4. Depoimentos de suicidas - NO HOSPITAL DE MARIA, NO PLANO ESPIRITUAL

Estudando a Doutrina Espírita
 Tema: Suicídio
4. Depoimentos de suicidas
SUICIDAS PELO SACRIFÍCIO  DOUTRINA ESPÍRITA: FAROL, ALICERCE, ASA
NO HOSPITAL DE MARIA, NO PLANO ESPIRITUAL
Alice e eu caminhávamos em silencio. A dor, sempre que a presenciamos, toca-nos bastante. E naquele pavilhão ela era bem viva. Enlacei a jovem amiga que me sorriu, perguntando:
- E agora, Luiz, aonde iremos?
- Vamos até Inácio e Dra. Alanda, eles é que irão determinar. Confesso que estou ficando cada vez mais curioso.
- Quem diria, hein, Luiz Sérgio, que existem tão variados casos de suicídio!

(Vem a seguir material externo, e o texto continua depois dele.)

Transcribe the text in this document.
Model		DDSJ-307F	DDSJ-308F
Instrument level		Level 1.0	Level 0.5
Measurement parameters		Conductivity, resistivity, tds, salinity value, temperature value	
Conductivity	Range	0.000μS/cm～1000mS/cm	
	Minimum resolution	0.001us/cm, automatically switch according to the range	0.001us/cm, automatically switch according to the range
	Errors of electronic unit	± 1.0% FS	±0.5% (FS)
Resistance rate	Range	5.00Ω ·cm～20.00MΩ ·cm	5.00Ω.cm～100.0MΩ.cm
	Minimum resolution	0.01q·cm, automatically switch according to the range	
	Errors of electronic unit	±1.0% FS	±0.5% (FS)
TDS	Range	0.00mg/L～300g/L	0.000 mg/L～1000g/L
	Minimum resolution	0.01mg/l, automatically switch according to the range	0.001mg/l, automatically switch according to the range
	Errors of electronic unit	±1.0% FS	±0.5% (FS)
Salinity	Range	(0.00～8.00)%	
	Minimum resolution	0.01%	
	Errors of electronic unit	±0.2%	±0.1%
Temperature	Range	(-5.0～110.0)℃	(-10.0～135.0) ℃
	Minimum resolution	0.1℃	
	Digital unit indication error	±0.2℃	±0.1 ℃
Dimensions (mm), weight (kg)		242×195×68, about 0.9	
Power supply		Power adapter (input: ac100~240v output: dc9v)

- Encontramos no livro nos Espíritos boas explicações, pena é que poucos procuram a verdade nessa obra tão completa. Encontramos na pergunta 957: Quais são, em geral, as conseqüências do suicídio sobre o estado do Espírito? R: As conseqüências são muito diversas: não há penas fixadas e, em todos os casos, são sempre relativas às causas que o provocam. Mas uma conseqüência à qual o suicida não pode fugir é o desapontamento. De resto, a sorte não é a mesma para todos: depende das circunstâncias. Alguns espiam sua falta imediatamente, outros em uma nova existência que será pior que aquela da qual interromperam o curso. Todas as respostas do livro dos Espíritos merecem ser lidas pelos estudiosos.
- Luiz, mesmo aqui, quantos casos já presenciamos, cada qual em situação bem diferente?
O Dr. Inácio nos sorriu quando chegamos.
- Como estão passando, irmãos? Satisfeitos com o aprendizado?
- Viemos agradecer ao amigo e nos colocar às ordens para novos estudos.
- Estávamos exatamente esperando por vocês. No pavilhão trinta há dois casos que merecem ser estudados. Se desejarem, podem dar uma chegadinha até lá.
- Podemos ir agora mesmo ou necessitamos de autorização?
- Aguardem um pouco mais, Irany irá levá-los, ele conhece bem esse setor.
Sentamos-nos, eu e Alice, e confesso que nem posso narrar o tempo que ali passamos. Sei que devo ter dormido um pouco porque me senti reconfortado ao ser despertado pela voz de Inácio.
- Irmão Irany, desejo que leve os meninos ao pavilhão trinta.
Muito gentil, convidou-nos a acompanhá-lo, o que fizemos de bom grado. Lá chegando, recebemos um passe de reequilíbrio e só depois fomos introduzidos na câmara de tratamento, onde quatro corpos jaziam imóveis. Aproximei-me. Os irmãos gemiam bastante. Era como já estivessem cobertos de piche. O tratamento consistia em aplicar passes reconfortantes, mas mesmo assim eles não se acalmavam. Fiquei penalizado. Dos corpos escorria um limo preto, gelatinoso. Não resisti à curiosidade e perguntei:
- Como se suicidaram?
- Desejando chamar atenção para uma determinada situação, untaram o corpo com uma substância considerada por eles sagrada e depois se sacrificaram. Hoje lutam para se verem livres do martírio, mas por mais que se esforcem, concentram a mente no momento dramático do suicídio.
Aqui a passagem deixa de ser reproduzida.